The bill strengthens federal detection, coordination, and tools against transnational repression—likely improving protection for targeted communities—but expands DHS intelligence activity in ways that raise privacy, free‑speech, classification, and fiscal risks that could affect immigrants, diaspora communities, and local government resources.
Immigrants, diaspora communities, Tribal and local residents will receive coordinated federal, state, local, Tribal, and territorial assessments and intelligence about transnational repression, improving prevention and response to harassment, surveillance, and kidnapping threats.
Taxpayers and the public will get unclassified annual assessments about transnational repression risks, increasing transparency and public accountability of federal activity on these threats.
State and local officials will gain new research results and operationally tested technologies within a year to help detect and counter transnational repression, improving officials' tools and response capabilities.

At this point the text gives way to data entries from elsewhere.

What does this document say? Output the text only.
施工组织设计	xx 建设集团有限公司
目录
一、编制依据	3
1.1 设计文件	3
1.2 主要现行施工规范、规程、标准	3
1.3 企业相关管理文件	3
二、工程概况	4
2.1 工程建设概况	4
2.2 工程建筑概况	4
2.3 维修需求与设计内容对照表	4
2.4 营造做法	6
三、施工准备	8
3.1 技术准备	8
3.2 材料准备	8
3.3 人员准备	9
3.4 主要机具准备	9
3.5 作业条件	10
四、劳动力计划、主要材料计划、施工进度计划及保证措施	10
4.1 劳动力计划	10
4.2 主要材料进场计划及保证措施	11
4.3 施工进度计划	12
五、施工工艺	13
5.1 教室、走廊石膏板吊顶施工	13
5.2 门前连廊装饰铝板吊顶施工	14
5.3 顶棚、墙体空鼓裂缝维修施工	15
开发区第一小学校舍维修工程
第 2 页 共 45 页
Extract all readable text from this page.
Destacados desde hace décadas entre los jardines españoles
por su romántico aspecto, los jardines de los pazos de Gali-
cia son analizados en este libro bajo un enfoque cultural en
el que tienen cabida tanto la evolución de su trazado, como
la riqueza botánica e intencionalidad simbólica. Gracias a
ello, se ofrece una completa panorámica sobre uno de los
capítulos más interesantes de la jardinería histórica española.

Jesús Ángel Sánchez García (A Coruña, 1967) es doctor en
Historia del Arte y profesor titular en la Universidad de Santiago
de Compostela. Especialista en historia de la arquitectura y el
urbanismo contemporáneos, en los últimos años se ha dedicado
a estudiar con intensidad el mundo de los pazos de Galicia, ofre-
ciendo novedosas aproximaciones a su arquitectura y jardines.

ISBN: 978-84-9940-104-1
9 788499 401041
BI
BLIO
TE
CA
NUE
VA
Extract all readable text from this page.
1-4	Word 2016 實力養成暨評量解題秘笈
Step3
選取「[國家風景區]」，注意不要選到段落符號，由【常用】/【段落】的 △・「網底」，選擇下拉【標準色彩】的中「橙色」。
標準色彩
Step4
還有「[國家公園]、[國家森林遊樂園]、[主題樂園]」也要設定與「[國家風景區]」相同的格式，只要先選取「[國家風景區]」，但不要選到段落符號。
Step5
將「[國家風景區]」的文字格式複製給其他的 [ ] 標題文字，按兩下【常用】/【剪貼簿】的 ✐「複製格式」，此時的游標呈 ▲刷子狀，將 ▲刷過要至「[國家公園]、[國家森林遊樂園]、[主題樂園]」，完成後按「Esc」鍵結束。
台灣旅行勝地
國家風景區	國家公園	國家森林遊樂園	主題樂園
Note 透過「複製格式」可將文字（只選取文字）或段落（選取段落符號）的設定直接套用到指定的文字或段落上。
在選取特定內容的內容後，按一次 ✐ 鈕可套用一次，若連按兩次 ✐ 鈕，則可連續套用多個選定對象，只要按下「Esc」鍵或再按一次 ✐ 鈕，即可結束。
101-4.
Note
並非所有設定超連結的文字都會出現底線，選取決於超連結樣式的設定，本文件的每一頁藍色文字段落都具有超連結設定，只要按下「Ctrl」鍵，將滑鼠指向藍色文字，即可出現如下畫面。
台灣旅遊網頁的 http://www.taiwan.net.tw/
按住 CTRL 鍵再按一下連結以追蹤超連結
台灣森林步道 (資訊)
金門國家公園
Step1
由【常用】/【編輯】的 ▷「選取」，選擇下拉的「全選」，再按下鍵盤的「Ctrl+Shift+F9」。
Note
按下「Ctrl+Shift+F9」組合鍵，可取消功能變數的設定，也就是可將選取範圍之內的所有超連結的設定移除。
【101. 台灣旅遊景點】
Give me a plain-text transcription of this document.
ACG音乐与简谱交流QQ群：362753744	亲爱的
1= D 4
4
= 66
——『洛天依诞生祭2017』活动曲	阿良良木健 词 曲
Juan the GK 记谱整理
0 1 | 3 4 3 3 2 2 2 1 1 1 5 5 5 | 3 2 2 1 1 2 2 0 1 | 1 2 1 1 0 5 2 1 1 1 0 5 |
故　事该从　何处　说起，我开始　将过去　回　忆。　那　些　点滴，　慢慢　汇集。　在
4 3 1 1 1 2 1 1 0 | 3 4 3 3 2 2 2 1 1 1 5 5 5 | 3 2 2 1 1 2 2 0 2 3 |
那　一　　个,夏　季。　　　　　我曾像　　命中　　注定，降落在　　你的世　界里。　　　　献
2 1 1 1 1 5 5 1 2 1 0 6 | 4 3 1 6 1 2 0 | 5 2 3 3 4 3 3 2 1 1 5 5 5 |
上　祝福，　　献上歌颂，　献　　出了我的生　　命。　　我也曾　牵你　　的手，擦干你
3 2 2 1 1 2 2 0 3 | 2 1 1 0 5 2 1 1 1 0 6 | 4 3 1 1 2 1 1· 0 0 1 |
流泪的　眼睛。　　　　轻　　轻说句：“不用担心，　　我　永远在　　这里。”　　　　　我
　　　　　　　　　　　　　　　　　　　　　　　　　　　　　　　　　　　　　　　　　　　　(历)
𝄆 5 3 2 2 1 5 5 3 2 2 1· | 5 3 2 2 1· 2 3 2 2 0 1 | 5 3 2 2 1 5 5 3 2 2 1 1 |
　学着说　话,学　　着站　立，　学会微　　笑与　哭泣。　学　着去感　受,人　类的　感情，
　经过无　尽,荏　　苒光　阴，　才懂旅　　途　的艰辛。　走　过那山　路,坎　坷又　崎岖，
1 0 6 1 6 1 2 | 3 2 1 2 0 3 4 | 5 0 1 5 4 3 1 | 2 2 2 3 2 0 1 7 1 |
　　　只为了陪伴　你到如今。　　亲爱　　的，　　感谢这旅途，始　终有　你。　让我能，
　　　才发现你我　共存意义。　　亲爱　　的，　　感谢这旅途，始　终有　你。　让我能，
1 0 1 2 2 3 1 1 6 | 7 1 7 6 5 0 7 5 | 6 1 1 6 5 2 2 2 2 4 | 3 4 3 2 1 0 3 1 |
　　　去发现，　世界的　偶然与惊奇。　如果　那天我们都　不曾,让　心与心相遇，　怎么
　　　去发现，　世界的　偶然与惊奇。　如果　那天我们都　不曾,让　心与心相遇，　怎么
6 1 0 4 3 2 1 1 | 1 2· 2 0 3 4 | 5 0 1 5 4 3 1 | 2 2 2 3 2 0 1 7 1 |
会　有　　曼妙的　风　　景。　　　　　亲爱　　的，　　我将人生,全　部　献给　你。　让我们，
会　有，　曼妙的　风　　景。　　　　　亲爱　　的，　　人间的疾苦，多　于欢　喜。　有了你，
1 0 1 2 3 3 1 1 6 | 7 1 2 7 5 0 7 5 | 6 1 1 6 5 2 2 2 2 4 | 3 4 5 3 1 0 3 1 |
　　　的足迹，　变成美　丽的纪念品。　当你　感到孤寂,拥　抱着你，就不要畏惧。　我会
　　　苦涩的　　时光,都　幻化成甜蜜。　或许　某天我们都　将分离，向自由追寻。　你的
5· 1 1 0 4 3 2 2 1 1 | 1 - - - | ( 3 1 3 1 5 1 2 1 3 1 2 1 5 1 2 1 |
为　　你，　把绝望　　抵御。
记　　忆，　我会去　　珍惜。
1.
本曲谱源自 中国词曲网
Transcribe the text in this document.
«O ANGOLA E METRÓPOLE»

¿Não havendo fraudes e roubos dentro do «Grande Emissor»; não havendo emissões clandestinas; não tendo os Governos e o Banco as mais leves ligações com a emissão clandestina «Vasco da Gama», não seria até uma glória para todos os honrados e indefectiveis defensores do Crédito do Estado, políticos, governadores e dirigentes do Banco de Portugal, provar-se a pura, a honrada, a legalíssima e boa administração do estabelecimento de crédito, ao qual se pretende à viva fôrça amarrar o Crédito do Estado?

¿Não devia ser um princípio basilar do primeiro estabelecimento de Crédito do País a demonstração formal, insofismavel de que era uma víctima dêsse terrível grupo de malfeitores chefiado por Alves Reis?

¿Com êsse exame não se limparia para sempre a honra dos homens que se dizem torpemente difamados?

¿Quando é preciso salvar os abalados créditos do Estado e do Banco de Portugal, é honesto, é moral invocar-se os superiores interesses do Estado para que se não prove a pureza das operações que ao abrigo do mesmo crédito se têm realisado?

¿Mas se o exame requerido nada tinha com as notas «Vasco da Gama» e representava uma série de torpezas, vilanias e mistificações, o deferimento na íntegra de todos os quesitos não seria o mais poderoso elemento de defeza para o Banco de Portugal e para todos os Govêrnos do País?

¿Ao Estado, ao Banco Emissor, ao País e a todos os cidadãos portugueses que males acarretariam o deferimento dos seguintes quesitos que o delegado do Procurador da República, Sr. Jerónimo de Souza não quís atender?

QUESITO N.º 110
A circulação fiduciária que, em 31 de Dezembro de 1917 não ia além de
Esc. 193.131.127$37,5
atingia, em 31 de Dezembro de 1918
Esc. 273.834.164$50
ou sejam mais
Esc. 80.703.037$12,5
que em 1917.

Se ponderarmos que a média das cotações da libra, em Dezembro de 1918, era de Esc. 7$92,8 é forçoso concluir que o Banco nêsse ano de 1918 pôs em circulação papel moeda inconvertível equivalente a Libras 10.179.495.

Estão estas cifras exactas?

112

Immigrants, diaspora communities, and other targeted groups face increased government surveillance and privacy risks because expanding DHS authority, intelligence coordination, and fusion center access can amplify monitoring of communities.
Immigrants, advocates, and local organizations risk misclassification or investigation of lawful dissent or advocacy because broad or unclear definitions of 'transnational repression' and 'agent of a foreign government' could be interpreted widely.
Diaspora communities and lawful political actors may be chilled from exercising free expression or organizing because publishing unclassified assessments could reveal details or create concern even if classified annexes protect sources.
Based on analysis of 3 sections of legislative text.
Introduced March 14, 2025 by August Pfluger · Last progress March 14, 2025
Creates a Transnational Repression Working Group inside DHS to identify, assess, and share information on threats by foreign governments or their agents against people in the United States, require an unclassified annual homeland security assessment (with possible classified annex) for seven years, and run R&D and operational testing of technologies and techniques to counter such threats. The office must be staffed and led by an appointed director, coordinate with federal and state partners (including fusion centers, ODNI, and the FBI), include privacy compliance, and publish the unclassified portion of its annual assessments. Sets deadlines and limits: the Working Group must deliver its first unclassified annual assessment within 180 days of enactment and annually thereafter, may accept detailees from other agencies, must protect constitutional and civil liberties, and will sunset seven years after enactment. The law also amends the Homeland Security Act table of contents to add the new authority and defines key terms (for example, "transnational repression" and "agent of a foreign government").